Texting, calling and knocking on doors in Berks County, after instructions in Spanish set the deadline for returning ballots 16 days after the election.

Groups mobilizing Latino voters want election officials in Berks County, Pennsylvania, to provide lists of people who were sent instructions in Spanish with the wrong date to hand in mail-in ballots.

Diana Robinson, civic engagement director for Make the Road Pennsylvania, said the group has been scrambling to contact people who may have received the Spanish-language instructions that say the deadline to return ballots is Nov. 18 — more than two weeks after the Tuesday (Nov. 2) election, which is also the deadline for sending mail-in votes.

As of Monday, Robinson’s group had contacted 1,100 people who were determined to have received the incorrect information, she said.  The instructions accompanied 17,000 mail-in ballots.

“We have been texting and calling people to give them the right information. We’ve been knocking on doors in Berks County about this erroneous information,” Robinson said. 

Other groups also were scurrying to inform voters, also using social media and gatherings with members and the community and holding a news conference. The county sent a follow-up letter.

The error was discovered Oct. 20 by poll workers, according to The Reading Eagle. The county also sent out a letter on Oct. 28 to 800 poll workers that also had the election date wrong, Nov. 3 instead of Nov. 2., the newspaper reported.

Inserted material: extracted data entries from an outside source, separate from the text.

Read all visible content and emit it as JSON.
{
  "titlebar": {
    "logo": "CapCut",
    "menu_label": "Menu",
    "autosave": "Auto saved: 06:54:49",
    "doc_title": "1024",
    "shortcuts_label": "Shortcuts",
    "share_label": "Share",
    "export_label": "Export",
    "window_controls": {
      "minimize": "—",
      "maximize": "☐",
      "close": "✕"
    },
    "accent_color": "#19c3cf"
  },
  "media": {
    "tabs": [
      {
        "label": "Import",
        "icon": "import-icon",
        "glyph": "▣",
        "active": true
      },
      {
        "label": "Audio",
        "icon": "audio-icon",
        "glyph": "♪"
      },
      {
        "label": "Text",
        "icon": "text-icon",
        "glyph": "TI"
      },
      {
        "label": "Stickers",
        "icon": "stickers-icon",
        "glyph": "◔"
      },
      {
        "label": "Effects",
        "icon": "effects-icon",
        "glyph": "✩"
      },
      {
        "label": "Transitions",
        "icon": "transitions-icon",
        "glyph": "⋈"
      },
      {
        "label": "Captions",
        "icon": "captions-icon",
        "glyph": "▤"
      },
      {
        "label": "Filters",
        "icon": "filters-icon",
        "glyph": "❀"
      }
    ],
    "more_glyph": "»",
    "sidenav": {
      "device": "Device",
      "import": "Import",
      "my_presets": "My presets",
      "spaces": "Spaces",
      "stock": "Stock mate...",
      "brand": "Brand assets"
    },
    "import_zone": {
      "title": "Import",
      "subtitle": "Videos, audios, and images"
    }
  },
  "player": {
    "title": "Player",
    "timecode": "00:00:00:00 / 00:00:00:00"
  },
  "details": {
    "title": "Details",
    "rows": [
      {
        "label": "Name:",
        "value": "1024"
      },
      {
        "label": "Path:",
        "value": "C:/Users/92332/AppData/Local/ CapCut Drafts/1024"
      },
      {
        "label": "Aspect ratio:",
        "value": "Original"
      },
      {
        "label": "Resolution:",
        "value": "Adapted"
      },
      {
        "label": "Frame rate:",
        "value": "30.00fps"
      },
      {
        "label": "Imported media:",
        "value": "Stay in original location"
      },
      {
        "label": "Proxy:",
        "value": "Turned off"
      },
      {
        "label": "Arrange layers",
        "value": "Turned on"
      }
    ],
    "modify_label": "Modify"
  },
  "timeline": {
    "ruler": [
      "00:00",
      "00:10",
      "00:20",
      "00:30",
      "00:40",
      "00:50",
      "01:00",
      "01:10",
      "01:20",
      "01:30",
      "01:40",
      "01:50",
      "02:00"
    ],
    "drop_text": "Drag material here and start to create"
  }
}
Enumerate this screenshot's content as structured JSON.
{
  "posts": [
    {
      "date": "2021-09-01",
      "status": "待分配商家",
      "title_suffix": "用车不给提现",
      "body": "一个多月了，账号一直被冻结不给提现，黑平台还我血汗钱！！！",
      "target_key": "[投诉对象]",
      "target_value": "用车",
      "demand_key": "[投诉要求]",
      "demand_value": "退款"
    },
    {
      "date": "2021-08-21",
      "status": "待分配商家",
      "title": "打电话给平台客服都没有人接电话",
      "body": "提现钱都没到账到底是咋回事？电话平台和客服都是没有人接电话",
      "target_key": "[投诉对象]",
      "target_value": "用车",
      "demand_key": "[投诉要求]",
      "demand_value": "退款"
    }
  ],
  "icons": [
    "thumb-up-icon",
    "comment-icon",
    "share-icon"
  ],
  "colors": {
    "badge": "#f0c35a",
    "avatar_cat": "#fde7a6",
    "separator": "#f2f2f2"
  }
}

The error is magnified by problems the groups encountered in 2020, including long lines at polls in heavy Latino areas, lack of translators at polls and on voter hotlines, and an apparent inability of poll workers to deal with Spanish-language surnames, Robinson said.

She said the ACLU of Pennsylvania has asked the county solicitor for a list of voters affected by the error. Also, the group has sent a letter to Berks County commissioners to make public its plan for contacting the voters. 

County officials have said the error was unintentional, explaining in a statement last week that the election date was not updated after they copied and pasted Spanish language instructions for a May 18 election.

Although the incorrect date went out with all 17,000 mail-in ballots, the county said of those, 2,800 were with a bilingual ballot sent to precincts federally designated as bilingual, the county said.

“The county felt it was important to send a letter recognizing the error and emphasizing the correct date to ALL 17,000 voters who received the incorrect instructions, regardless of their primary language of the type of ballot they received. That letter was sent out last week," county officials said.

The county said it was working with the Daniel Torres Hispanic Center, the Governor's Advisory Commission on Latino Affairs, the Berks County Latino Chamber of Commerce and radio stations to get out the correct election date.

Nonetheless, what happened is indicative of the regard the county has for community members who are not English proficient, Robinson said. The instructions in English, on the flip side of the instructions, had the correct date.

“Why was the English side correct and the Spanish not?” Robinson asked. “The Latino community feels like an afterthought.”

The Latino population in Pennsylvania grew to 1.05 million people, according to the U.S. Census. Berks County saw the second-highest growth rate in the state of Latinos or Hispanics, with the number rising to 99,550 over the past decade.